But there are plenty of people, often elderly or sick, who want to go to church but have a hard time doing so.

Peace Lutheran Church in Park Falls wanted to change that. Since May, they've been undergoing some construction. On Sunday, the church had a dedication ceremony for a special new addition—an elevator.

Now people like 100-year-old Ruth Olson can worship with greater ease.

Before the elevator, Olson said she would get to church by literally pulling herself up the stairs using the railing.

Olson's story is like many. As the older population grows, church buildings don't evolve with them. The buildings are often old and sometimes lack accomodating features for the elderly or disabled, and takes money to update the buildings.

"We have churches where the people are getting older and it's very hard for people to get around," said Rev. Dwayne Lueck, the district president for the North Wisconsin District Lutheran Church- Missouri Synod.

Some parishoners couldn't do what Ruth used to do, and so they would have to worship at a service held across the street in the day care center, instead of in the beautiful church.

"Now all the services can be over here," said Rev.

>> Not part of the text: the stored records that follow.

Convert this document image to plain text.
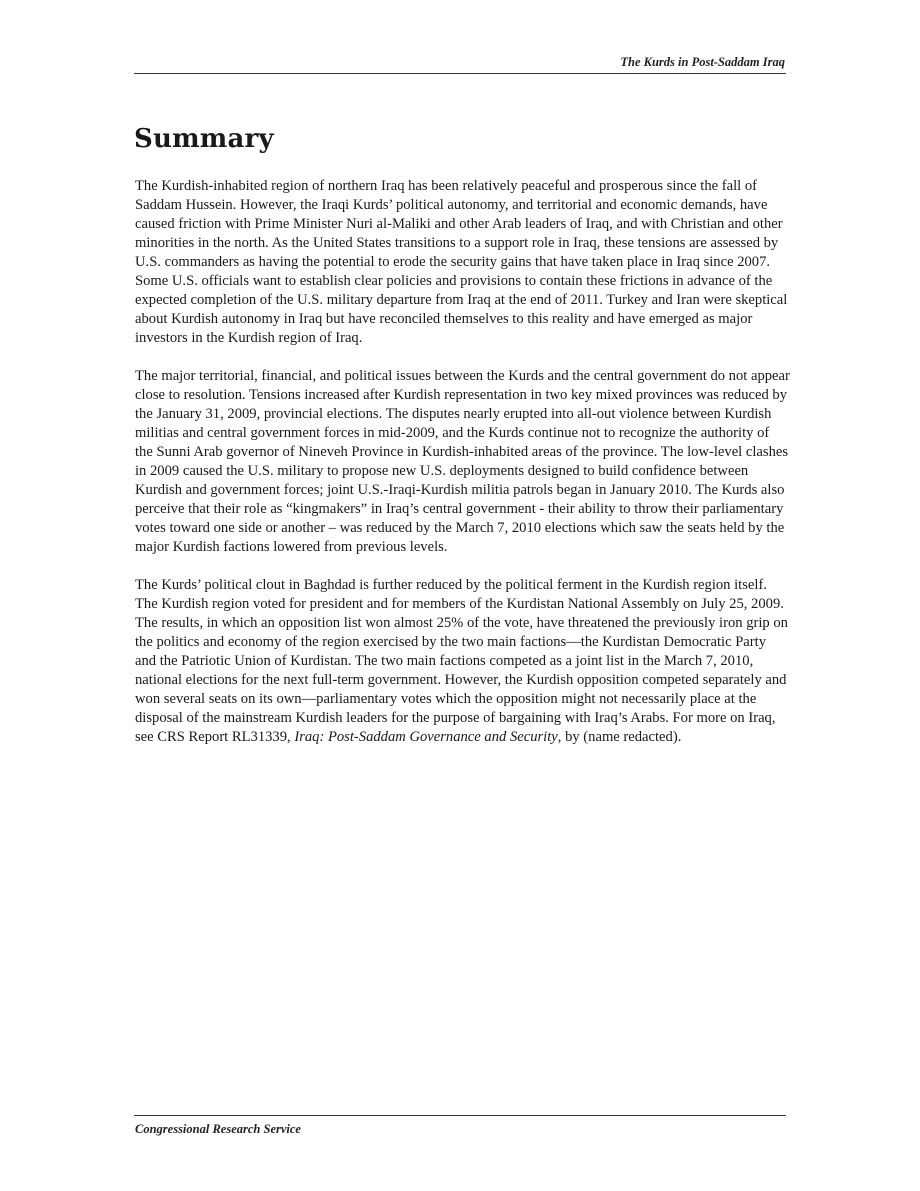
The Kurds in Post-Saddam Iraq
Summary

The Kurdish-inhabited region of northern Iraq has been relatively peaceful and prosperous since the fall of Saddam Hussein. However, the Iraqi Kurds’ political autonomy, and territorial and economic demands, have caused friction with Prime Minister Nuri al-Maliki and other Arab leaders of Iraq, and with Christian and other minorities in the north. As the United States transitions to a support role in Iraq, these tensions are assessed by U.S. commanders as having the potential to erode the security gains that have taken place in Iraq since 2007. Some U.S. officials want to establish clear policies and provisions to contain these frictions in advance of the expected completion of the U.S. military departure from Iraq at the end of 2011. Turkey and Iran were skeptical about Kurdish autonomy in Iraq but have reconciled themselves to this reality and have emerged as major investors in the Kurdish region of Iraq.

The major territorial, financial, and political issues between the Kurds and the central government do not appear close to resolution. Tensions increased after Kurdish representation in two key mixed provinces was reduced by the January 31, 2009, provincial elections. The disputes nearly erupted into all-out violence between Kurdish militias and central government forces in mid-2009, and the Kurds continue not to recognize the authority of the Sunni Arab governor of Nineveh Province in Kurdish-inhabited areas of the province. The low-level clashes in 2009 caused the U.S. military to propose new U.S. deployments designed to build confidence between Kurdish and government forces; joint U.S.-Iraqi-Kurdish militia patrols began in January 2010. The Kurds also perceive that their role as “kingmakers” in Iraq’s central government - their ability to throw their parliamentary votes toward one side or another – was reduced by the March 7, 2010 elections which saw the seats held by the major Kurdish factions lowered from previous levels.

The Kurds’ political clout in Baghdad is further reduced by the political ferment in the Kurdish region itself. The Kurdish region voted for president and for members of the Kurdistan National Assembly on July 25, 2009. The results, in which an opposition list won almost 25% of the vote, have threatened the previously iron grip on the politics and economy of the region exercised by the two main factions—the Kurdistan Democratic Party and the Patriotic Union of Kurdistan. The two main factions competed as a joint list in the March 7, 2010, national elections for the next full-term government. However, the Kurdish opposition competed separately and won several seats on its own—parliamentary votes which the opposition might not necessarily place at the disposal of the mainstream Kurdish leaders for the purpose of bargaining with Iraq’s Arabs. For more on Iraq, see CRS Report RL31339, Iraq: Post-Saddam Governance and Security, by (name redacted).

Congressional Research Service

Dale Heinlein, the pastor of Peace Lutheran.

The congregation at Peace Lutheran believed in an elevator, so they paid for it.

"We been talking and planning this for...a long time," said Dick Ross, president of the congregation. "Pretty hard for some of the people, and I think you saw them, pretty hard for some of the people to worship here, so it was time."

"You can see it in their eyes more than anything when they know they have access and when they come up here and just enter the building and no steps, it's a great thing," said Buzz Peters, a parishoner who helped design the new elevator and space.

"We can finally have access for everybody to get into the worship facility, free access, that's what this is all about," Heinlein said.